How Well Do Cholesterol-Lowering Drugs Actually Work?
Written by: Michael Greger M.D. FACLM on November 8th, 2016
One of the reasons people may undervalue diet and lifestyle changes is an overconfidence in the ability of pills and procedures to prevent disease. For example, people tend to wildly overestimate the power of things like mammograms and colonoscopies to prevent deaths from breast and bowel cancer, or the power of drugs like Fosamax to prevent hip fractures, or the power of cholesterol drugs to prevent fatal heart attacks. Patients believe statin drugs like Lipitor are about 100 times more effective than they actually are in preventing heart attacks. Studies show most people wouldn’t take multiple blood pressure medications if they knew the truth.
For most people, the chance of benefit is normally less than 5 percent over five years for cholesterol, blood pressure, and blood thinning drugs. Patients don’t want to take drugs unless they have at least a one in five chance—even those who just had a heart attack. It’s no wonder, then, that doctors seldom share these figures. Informing patients of the percentage chance of benefit from preventive drug strategies would likely substantially reduce the likelihood that patients would agree to take the drugs every day for the rest of their lives.
For the individual, not being informed of the low percentage chance of benefit from these preventive drug strategies is unlikely to be detrimental; after all, there’s a 95 percent chance it won’t do anything for them. But for the population at large, being informed would make a difference; so, doctors and drug companies oversell the benefits by conveniently not mentioning how tiny they actually are, knowing most patients wouldn’t take them if doctors divulged the truth. To practice non-lifestyle medicine is to practice deceptive medicine.
The best that cholesterol-lowering statin drugs appear to do is an absolute risk reduction of 3.1 percent over six years. If Dr. Esselstyn’s work can be replicated in a randomized, controlled trial, then a whole foods plant-based diet will have been shown to work twenty times better, an absolute risk reduction of 60 percent after less than four years. In Esselstyn’s study, 99.4 percent of high-risk patients that stuck with the diet avoided major cardiac events, such as death from heart attack.
When we have to decide whether we want to go diet versus drugs, we’re not making a choice between eating healthy to prevent a heart attack or taking a pill to prevent a heart attack. Because in 97 percent of cases in the near-term, pills don’t do anything. We’re risking side effects for nothing, whereas if we treat the underlying root cause of the disease by eating a healthy, cholesterol-free diet, we may even reverse the progression of the disease, as seen in my video The Actual Benefit of Diet vs. Drugs.
If we stop eating an artery-clogging diet, our bodies can start dissolving that plaque away, opening up arteries in some cases without drugs or surgery.
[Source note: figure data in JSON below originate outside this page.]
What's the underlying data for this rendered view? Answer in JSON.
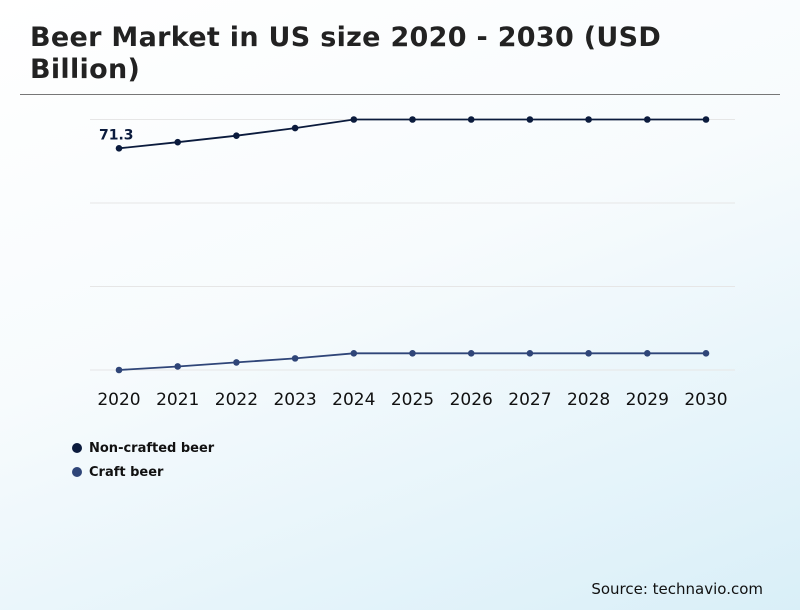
{
  "title": "Beer Market in US size 2020 - 2030 (USD Billion)",
  "source": "Source: technavio.com",
  "colors": {
    "non_crafted": "#0b1b3d",
    "craft": "#2f4578",
    "grid": "#e6e6e6"
  },
  "chart_data": {
    "type": "line",
    "title": "Beer Market in US size 2020 - 2030 (USD Billion)",
    "categories": [
      "2020",
      "2021",
      "2022",
      "2023",
      "2024",
      "2025",
      "2026",
      "2027",
      "2028",
      "2029",
      "2030"
    ],
    "series": [
      {
        "name": "Non-crafted beer",
        "values": [
          71.3,
          72.5,
          73.8,
          75.3,
          77.0,
          77.0,
          77.0,
          77.0,
          77.0,
          77.0,
          77.0
        ],
        "data_labels": {
          "0": "71.3"
        }
      },
      {
        "name": "Craft beer",
        "values": [
          27.4,
          28.1,
          28.9,
          29.7,
          30.7,
          30.7,
          30.7,
          30.7,
          30.7,
          30.7,
          30.7
        ]
      }
    ],
    "ylim": [
      27.4,
      77.0
    ],
    "grid": true,
    "y_tick_labels_shown": false,
    "legend_position": "bottom-left"
  }
}
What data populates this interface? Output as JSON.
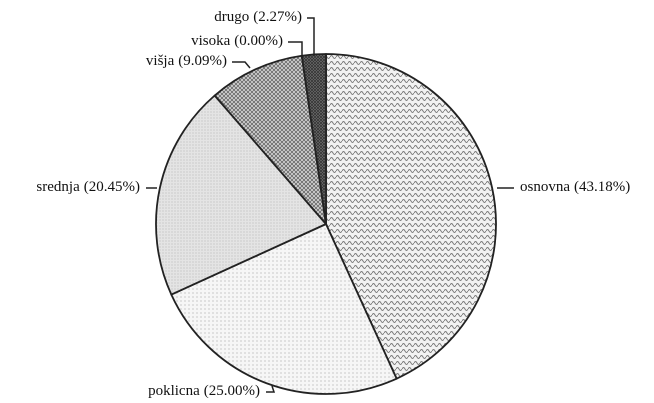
{
  "chart_data": {
    "type": "pie",
    "categories": [
      "osnovna",
      "poklicna",
      "srednja",
      "višja",
      "visoka",
      "drugo"
    ],
    "values": [
      43.18,
      25.0,
      20.45,
      9.09,
      0.0,
      2.27
    ],
    "value_labels": [
      "(43.18%)",
      "(25.00%)",
      "(20.45%)",
      "(9.09%)",
      "(0.00%)",
      "(2.27%)"
    ]
  }
}
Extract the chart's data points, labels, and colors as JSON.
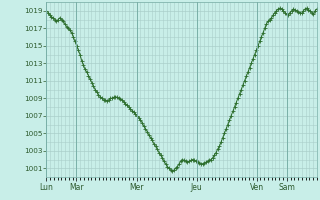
{
  "background_color": "#c8eee8",
  "plot_bg_color": "#c8eee8",
  "line_color": "#2d6e2d",
  "marker_color": "#2d6e2d",
  "grid_color": "#aacfca",
  "tick_label_color": "#2d5a2d",
  "ylim": [
    1000,
    1020
  ],
  "yticks": [
    1001,
    1003,
    1005,
    1007,
    1009,
    1011,
    1013,
    1015,
    1017,
    1019
  ],
  "day_labels": [
    "Lun",
    "Mar",
    "Mer",
    "Jeu",
    "Ven",
    "Sam"
  ],
  "day_positions": [
    0,
    24,
    72,
    120,
    168,
    192
  ],
  "xlim": [
    0,
    216
  ],
  "pressure_values": [
    1019.0,
    1018.8,
    1018.5,
    1018.3,
    1018.2,
    1018.0,
    1017.8,
    1018.0,
    1018.2,
    1018.0,
    1017.8,
    1017.5,
    1017.2,
    1017.0,
    1016.8,
    1016.5,
    1016.0,
    1015.5,
    1015.0,
    1014.5,
    1014.0,
    1013.3,
    1012.8,
    1012.3,
    1012.0,
    1011.6,
    1011.2,
    1010.8,
    1010.4,
    1010.0,
    1009.7,
    1009.4,
    1009.2,
    1009.0,
    1008.8,
    1008.8,
    1008.7,
    1008.8,
    1009.0,
    1009.0,
    1009.1,
    1009.2,
    1009.1,
    1009.0,
    1008.9,
    1008.8,
    1008.6,
    1008.4,
    1008.2,
    1008.0,
    1007.8,
    1007.6,
    1007.4,
    1007.2,
    1007.0,
    1006.8,
    1006.5,
    1006.2,
    1005.8,
    1005.5,
    1005.2,
    1004.8,
    1004.5,
    1004.2,
    1003.8,
    1003.5,
    1003.2,
    1002.8,
    1002.5,
    1002.2,
    1001.8,
    1001.5,
    1001.2,
    1001.0,
    1000.8,
    1000.7,
    1000.8,
    1001.0,
    1001.2,
    1001.5,
    1001.8,
    1002.0,
    1001.9,
    1001.8,
    1001.7,
    1001.8,
    1001.9,
    1002.0,
    1001.9,
    1001.8,
    1001.7,
    1001.6,
    1001.5,
    1001.5,
    1001.6,
    1001.7,
    1001.8,
    1001.9,
    1002.0,
    1002.2,
    1002.5,
    1002.8,
    1003.2,
    1003.5,
    1004.0,
    1004.5,
    1005.0,
    1005.5,
    1006.0,
    1006.5,
    1007.0,
    1007.5,
    1008.0,
    1008.5,
    1009.0,
    1009.5,
    1010.0,
    1010.5,
    1011.0,
    1011.5,
    1012.0,
    1012.5,
    1013.0,
    1013.5,
    1014.0,
    1014.5,
    1015.0,
    1015.5,
    1016.0,
    1016.5,
    1017.0,
    1017.5,
    1017.8,
    1018.0,
    1018.2,
    1018.5,
    1018.8,
    1019.0,
    1019.2,
    1019.3,
    1019.2,
    1019.0,
    1018.8,
    1018.6,
    1018.5,
    1018.8,
    1019.0,
    1019.2,
    1019.1,
    1019.0,
    1018.9,
    1018.8,
    1018.7,
    1019.0,
    1019.2,
    1019.3,
    1019.1,
    1019.0,
    1018.8,
    1018.6,
    1019.0,
    1019.2
  ]
}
A healthy whole food plant-based diet by itself may work 20 times better than drugs to combat our #1 killer.
Now, that’s something doctors may want to tell their patients.
Yes, an ounce of prevention is worth a pound of cure, but a pound isn’t that heavy—why change our diet and lifestyle when we can just wait and let modern medicine fix us up? Turns out we overestimate the efficacy of treatment as well, the subject of my video Why Prevention is Worth a Ton of Cure.
Note from Dragon Claw. If you are on a biologic, some of these actually force up bad cholesterol. Under these circumstances using diet to bring down the bad level may not be possible. Before you do anything please consult with your clinician.